Monday, January 31, 2011

Cobra (1986)

Tagline: Crime is a disease. Meet the cure.

Curiosity: It came bundled with Tango & Cash. Also, did you know that it’s star/writer Sylvester Stallone’s adaptation of Beverly Hills Cop?

Plot: Marion Cobretti (Stallone) has a ridiculously lame name, so he opts to go by “Cobra.” Dude is a lone wolf cop from the “zombie squad.” He takes the jobs no one wants, man, and he gets results, dammit. He blows away criminals while saying things like “This where the law stops and I start!” But there’s one crook he can’t blow: The Night Slasher (Brian Thompson, Luke from season one of Buffy the Vampire Slayer!!).

But when TNS leaves a witness (Brigitte Nieslen), Cobra must protect/make-out with her, in the name of street justice!

Thoughts: While I love a few of his movies, I have a tough time embracing Sylvester Stallone. Don’t get me wrong, I love the Rocky series and all, but the guy’s movies reek of calculation, whereas a picture from Dolph Lundgren or Arnold Schwarzenegger will almost definitely come packed with giddy thrills. In Cobra, Stallone goes out of his way to craft a badass character with potential to launch a franchise, and generally fails.

Let’s get this out of the way: I mildly liked Cobra. I was surprised that Nielsen could act, as I only know her really from The Surreal Life (and Rocky 4: Smashin’ Communism!, of course). Ironically, the comedy was strong too, thanks in large part to the banter between Stallone and Reni Santoni as Sergeant Gonzales. They just riff back and forth about food for no reason. Hi-larious!

But all the parts where Stallone tries to make Cobra out to be tougher than Rambo feel over the top, and mind you this was the best decade for movies like that. Cobra dresses all in black. He kills criminals with a minimum of 20 bullets. And he totally doesn’t care about parking restrictions. BAD. ASS.

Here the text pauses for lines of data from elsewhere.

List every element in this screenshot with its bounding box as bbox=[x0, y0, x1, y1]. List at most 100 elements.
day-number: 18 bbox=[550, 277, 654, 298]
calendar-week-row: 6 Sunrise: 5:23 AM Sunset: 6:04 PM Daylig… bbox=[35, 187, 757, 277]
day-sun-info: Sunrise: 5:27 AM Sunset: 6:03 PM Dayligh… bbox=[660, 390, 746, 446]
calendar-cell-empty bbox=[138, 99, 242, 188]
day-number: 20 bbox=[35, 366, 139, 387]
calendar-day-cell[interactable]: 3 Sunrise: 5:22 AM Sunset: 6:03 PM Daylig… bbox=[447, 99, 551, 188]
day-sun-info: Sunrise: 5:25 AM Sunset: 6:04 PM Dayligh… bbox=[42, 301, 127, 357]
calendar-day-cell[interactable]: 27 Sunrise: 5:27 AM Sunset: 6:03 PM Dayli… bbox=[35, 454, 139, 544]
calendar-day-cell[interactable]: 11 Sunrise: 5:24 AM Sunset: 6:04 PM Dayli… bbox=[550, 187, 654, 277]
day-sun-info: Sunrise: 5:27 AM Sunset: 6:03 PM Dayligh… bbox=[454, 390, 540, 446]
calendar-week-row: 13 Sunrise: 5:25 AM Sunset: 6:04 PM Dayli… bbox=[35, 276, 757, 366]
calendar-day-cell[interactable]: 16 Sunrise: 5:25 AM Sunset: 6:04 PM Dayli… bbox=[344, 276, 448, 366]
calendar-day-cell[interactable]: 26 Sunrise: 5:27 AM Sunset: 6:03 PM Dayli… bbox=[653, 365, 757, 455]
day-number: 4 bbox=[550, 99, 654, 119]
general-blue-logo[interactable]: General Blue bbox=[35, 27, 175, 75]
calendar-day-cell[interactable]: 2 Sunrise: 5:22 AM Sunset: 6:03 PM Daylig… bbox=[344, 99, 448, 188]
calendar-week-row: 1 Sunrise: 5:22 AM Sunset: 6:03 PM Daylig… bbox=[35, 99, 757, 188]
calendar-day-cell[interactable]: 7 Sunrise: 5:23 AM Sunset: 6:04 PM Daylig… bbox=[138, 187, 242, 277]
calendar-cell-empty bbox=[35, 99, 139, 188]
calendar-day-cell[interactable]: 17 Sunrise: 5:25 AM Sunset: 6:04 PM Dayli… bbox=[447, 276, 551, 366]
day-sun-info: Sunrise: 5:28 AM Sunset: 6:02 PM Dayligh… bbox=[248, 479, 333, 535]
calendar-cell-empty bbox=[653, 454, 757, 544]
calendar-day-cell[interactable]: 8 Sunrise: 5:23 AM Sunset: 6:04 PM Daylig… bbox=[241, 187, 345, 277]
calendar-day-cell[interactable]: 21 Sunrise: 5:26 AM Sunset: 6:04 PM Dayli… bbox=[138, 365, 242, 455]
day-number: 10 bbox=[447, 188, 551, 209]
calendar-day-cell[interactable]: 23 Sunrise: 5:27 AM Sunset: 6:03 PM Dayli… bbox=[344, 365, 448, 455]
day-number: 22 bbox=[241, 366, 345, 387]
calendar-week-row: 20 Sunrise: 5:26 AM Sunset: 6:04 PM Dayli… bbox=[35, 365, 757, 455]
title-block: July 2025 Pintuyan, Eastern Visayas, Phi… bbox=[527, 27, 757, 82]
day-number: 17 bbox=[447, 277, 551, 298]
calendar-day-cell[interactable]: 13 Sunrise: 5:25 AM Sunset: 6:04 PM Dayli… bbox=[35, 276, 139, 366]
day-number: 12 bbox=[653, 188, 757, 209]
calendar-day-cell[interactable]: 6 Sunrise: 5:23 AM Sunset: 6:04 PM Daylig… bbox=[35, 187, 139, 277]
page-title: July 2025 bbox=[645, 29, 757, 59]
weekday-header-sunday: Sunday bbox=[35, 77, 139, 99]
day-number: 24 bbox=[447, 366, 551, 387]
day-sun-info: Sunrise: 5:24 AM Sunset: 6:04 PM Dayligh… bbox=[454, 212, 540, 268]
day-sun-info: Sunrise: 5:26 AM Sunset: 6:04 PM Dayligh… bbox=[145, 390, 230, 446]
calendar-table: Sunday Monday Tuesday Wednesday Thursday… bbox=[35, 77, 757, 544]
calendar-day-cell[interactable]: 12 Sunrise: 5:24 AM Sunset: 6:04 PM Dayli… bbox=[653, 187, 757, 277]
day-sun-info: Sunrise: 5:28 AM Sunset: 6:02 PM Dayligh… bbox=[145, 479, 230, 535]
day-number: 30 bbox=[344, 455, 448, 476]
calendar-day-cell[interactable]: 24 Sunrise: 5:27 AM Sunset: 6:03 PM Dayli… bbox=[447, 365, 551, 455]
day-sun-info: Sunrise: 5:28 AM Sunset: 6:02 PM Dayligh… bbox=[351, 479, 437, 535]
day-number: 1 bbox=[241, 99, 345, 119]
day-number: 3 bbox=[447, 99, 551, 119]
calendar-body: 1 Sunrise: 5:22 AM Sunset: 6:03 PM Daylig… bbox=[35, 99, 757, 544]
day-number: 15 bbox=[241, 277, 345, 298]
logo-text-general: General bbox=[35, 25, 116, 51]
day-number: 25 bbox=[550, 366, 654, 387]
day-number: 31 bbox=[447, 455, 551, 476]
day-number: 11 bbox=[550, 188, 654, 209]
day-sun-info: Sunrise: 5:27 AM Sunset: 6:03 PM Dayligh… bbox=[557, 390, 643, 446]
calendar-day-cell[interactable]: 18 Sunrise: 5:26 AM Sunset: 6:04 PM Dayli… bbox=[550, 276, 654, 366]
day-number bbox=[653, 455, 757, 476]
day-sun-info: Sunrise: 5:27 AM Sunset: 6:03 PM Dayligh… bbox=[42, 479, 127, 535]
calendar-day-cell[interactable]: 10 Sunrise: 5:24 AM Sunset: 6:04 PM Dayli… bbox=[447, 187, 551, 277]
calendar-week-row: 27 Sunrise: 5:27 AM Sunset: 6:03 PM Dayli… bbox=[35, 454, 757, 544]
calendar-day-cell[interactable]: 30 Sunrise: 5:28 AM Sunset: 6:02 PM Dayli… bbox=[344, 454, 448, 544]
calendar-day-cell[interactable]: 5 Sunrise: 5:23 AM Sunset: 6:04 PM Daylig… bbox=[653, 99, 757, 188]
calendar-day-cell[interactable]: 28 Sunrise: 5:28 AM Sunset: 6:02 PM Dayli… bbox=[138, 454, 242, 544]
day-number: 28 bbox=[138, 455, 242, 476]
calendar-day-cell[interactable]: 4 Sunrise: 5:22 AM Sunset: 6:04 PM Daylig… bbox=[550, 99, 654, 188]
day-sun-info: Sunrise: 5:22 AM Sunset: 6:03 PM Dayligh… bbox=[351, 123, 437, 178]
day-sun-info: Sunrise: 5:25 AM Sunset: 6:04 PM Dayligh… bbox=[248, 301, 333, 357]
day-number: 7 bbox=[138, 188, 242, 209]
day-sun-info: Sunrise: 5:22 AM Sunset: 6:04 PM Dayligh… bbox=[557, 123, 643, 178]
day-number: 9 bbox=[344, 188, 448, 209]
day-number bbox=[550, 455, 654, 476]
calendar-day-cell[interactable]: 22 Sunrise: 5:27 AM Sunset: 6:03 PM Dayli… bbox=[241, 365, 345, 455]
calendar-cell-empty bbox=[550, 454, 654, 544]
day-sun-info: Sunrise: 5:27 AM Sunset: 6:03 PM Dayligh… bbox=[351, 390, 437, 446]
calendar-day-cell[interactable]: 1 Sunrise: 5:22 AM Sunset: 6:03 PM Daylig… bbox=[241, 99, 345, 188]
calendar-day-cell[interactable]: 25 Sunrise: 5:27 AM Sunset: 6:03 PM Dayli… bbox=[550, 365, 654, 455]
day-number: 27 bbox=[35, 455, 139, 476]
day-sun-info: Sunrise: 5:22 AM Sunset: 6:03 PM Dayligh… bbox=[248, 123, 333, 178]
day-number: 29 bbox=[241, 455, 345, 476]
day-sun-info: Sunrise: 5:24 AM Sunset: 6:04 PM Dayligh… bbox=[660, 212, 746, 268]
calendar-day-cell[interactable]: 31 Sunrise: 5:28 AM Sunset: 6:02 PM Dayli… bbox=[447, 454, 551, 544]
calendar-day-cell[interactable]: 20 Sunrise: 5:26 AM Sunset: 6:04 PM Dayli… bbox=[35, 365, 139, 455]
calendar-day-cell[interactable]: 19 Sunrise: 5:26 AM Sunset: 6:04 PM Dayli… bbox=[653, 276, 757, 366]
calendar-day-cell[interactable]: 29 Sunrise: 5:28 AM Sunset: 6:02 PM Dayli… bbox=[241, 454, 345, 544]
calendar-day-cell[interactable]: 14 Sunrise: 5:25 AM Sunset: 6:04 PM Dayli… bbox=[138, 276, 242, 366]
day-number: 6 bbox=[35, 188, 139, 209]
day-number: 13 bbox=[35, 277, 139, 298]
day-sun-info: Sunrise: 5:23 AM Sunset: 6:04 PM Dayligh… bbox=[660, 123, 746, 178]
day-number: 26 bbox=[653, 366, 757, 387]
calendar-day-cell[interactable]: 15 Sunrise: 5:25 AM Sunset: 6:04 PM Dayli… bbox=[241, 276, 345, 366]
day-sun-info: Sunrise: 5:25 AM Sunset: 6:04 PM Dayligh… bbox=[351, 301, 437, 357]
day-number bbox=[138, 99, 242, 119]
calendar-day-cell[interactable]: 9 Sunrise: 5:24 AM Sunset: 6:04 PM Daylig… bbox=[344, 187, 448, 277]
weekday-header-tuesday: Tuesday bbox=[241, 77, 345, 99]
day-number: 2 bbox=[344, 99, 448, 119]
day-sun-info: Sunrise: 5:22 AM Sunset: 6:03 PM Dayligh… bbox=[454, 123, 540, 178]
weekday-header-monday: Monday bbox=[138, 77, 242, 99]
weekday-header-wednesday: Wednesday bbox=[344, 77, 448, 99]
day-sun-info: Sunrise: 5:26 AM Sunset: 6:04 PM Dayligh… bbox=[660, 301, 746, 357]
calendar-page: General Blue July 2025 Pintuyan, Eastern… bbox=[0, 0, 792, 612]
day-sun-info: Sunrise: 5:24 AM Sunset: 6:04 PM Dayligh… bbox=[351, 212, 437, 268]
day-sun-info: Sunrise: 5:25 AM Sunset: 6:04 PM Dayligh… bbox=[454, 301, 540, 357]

Thompson, meanwhile, gets saddled with a villain so poorly defined that he was nowhere to go but up. The Night Slasher is apparently part of some sort of ax cult, we never learn what’s up with that. Still, he gets a chunk of lines near the end where he gets to just be all types of crazy/scary, and he kills it.

In fact, that bit of dialogue is probably the only legitimately unnerving moment. Cobra attempts to play like a slasher movie, but it’s completely gore-free. Considering it came out the same year as Aliens, From Beyond, and The Fly, I don’t understand why the film didn’t push for a harder R rating. Hell, the lone sex scene isn’t even a scene; merely a jump cut. Cobra is cartoonishly violent in a way that only eight-year-olds with lenient parents could love.